Microbes are rarely solitary in nature, often found engaged in highly heterogeneous networks as communities. A common reason for lack of correlation between the model prediction and observed data is because community phenotypes are modeled based on individual phenotypes, a problem that is prevalent even in inferences made from qualitative experimental methodologies [100]. Models often trade between optimizing individual species’ fitness and the entire community’s fitness function [26], leading to inaccurate assumptions about the super-optimal behavior of members in the community. Metabolic networks are often mathematically analyzed using flux balance analysis (FBA) [101]. FBA allows for prediction of microbial growth rate and production rate of metabolites of interest. Traditional genome scale metabolic models assume instantaneous biomass maximization of all members of a microbial community (community-level objective function) [102]. However, this approach is flawed since microbes, similar to higher order organisms, display varied phenotypes, as a result of several decisions influenced by the community with known rate-yield trade-offs where maximum biomass production may not be the desired goal [103, 104]. Hence, prediction of a microbial community’s emergent properties remains a challenge in systems biology [102]. Some models that have been introduced to overcome this include the optCom model [100] which is a constraint based modeling approach. This model has been used to explain syntrophic interactions involving transfer of a key metabolite as well as complex interactions of phototrophic microbial mats found in Yellowstone National Park. While existing models may be modified with additional parameters/constraints and appropriate data acquisition to predict different facets of microbial interactions, an integrational gap exists between experimental data and computational models [36]. So far, prediction tools have been validated with corresponding high throughput data and experimental models. However, extending the horizon towards predicting unknown interactions between taxons remains to be studied.”

Conclusion

Microbial interactions remain the driving force behind the establishment and maintenance of a microbial population. Extensive efforts have been put towards obtaining microbial abundance data from different communities existing in different ecological states to build reliable microbial computational models. With the advent of machine learning and deep learning algorithms, adoption of quantitative frameworks to study microbial studies has increasingly become more accessible and feasible [105]. However, there still exits several limitations in distinguishing true microbial interactions and non-random process or casual relationships.

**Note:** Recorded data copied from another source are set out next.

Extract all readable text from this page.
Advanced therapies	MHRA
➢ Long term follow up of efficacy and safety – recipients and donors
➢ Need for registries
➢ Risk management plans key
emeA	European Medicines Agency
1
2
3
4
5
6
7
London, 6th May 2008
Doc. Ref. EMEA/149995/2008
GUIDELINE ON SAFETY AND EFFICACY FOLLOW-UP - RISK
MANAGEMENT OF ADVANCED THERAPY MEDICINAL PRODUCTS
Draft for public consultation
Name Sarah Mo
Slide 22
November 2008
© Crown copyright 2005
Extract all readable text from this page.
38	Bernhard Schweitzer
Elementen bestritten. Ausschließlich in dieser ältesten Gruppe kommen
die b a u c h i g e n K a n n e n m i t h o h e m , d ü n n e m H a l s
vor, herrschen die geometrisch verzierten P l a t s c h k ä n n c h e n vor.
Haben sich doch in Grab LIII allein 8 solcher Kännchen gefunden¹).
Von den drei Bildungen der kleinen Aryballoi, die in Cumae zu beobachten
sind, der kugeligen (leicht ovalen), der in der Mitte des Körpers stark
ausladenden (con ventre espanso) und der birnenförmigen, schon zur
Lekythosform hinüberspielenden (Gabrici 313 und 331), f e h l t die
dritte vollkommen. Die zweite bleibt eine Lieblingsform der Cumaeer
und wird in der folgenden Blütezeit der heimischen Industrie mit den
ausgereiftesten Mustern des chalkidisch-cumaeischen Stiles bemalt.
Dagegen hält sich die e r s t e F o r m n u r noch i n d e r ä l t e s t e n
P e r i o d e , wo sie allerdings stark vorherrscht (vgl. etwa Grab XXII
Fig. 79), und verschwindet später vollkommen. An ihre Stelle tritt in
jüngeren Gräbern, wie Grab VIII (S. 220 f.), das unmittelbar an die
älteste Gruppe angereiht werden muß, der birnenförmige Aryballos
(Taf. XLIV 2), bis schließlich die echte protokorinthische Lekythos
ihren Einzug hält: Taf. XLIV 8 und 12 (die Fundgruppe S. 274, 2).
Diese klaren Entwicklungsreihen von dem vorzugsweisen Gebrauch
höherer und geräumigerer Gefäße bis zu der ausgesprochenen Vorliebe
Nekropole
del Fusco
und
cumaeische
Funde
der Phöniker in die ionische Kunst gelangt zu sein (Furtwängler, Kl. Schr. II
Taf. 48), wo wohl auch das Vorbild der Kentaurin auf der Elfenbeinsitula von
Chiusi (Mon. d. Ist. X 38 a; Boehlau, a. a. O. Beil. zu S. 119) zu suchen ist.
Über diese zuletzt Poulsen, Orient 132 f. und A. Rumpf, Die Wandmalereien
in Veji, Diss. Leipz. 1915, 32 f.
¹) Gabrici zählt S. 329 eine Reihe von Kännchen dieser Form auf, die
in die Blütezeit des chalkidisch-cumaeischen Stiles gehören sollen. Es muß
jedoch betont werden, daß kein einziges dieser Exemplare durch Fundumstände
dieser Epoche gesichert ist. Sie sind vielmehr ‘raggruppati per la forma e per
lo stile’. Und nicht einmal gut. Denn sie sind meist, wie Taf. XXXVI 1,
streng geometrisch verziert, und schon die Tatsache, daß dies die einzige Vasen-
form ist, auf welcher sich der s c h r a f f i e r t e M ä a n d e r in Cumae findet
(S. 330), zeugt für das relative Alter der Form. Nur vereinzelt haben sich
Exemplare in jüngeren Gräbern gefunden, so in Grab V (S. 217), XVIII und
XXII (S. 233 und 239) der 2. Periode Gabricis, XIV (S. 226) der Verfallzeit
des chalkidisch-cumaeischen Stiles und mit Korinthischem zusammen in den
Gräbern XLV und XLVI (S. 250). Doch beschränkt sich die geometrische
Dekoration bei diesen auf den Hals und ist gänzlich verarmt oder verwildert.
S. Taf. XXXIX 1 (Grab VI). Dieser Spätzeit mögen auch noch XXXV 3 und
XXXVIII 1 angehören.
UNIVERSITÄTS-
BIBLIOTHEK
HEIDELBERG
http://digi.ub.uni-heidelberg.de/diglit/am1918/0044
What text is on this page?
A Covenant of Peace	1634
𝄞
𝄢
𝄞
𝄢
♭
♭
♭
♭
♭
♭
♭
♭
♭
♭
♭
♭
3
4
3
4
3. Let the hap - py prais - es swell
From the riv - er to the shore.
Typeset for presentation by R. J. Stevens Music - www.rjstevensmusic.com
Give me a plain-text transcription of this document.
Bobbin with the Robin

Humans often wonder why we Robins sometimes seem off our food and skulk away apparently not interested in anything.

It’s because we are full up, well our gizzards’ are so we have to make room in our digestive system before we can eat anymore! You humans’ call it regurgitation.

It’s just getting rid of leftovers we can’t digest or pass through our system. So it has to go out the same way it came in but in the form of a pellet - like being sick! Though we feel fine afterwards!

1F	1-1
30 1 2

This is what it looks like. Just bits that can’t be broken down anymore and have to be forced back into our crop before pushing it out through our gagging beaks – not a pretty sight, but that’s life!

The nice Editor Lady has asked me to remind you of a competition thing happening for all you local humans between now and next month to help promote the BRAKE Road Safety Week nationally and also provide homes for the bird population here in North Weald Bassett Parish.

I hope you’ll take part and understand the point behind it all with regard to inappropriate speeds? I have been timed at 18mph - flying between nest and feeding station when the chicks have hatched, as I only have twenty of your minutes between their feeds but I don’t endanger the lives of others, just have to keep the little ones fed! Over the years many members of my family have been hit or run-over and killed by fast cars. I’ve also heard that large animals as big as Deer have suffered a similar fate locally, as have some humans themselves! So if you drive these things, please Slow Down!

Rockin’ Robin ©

An understanding of how microbial communities assemble and how this translates to their functionalization and ecological outcome has vast potential applications in avenues of medicine, agriculture, bioprocessing, and food industries [106]. Potential to engineer metabolic network models comprising of commercially important microbial species remains unfulfilled. Standardized adaptation of qualitative and quantitative methods can enable mechanistic and reproducible exploration of microbial interactions and provide relevant information on key molecules, interactions, and strategies to better understand polymicrobial communities and better the health of plant, animal, environment, and human alike.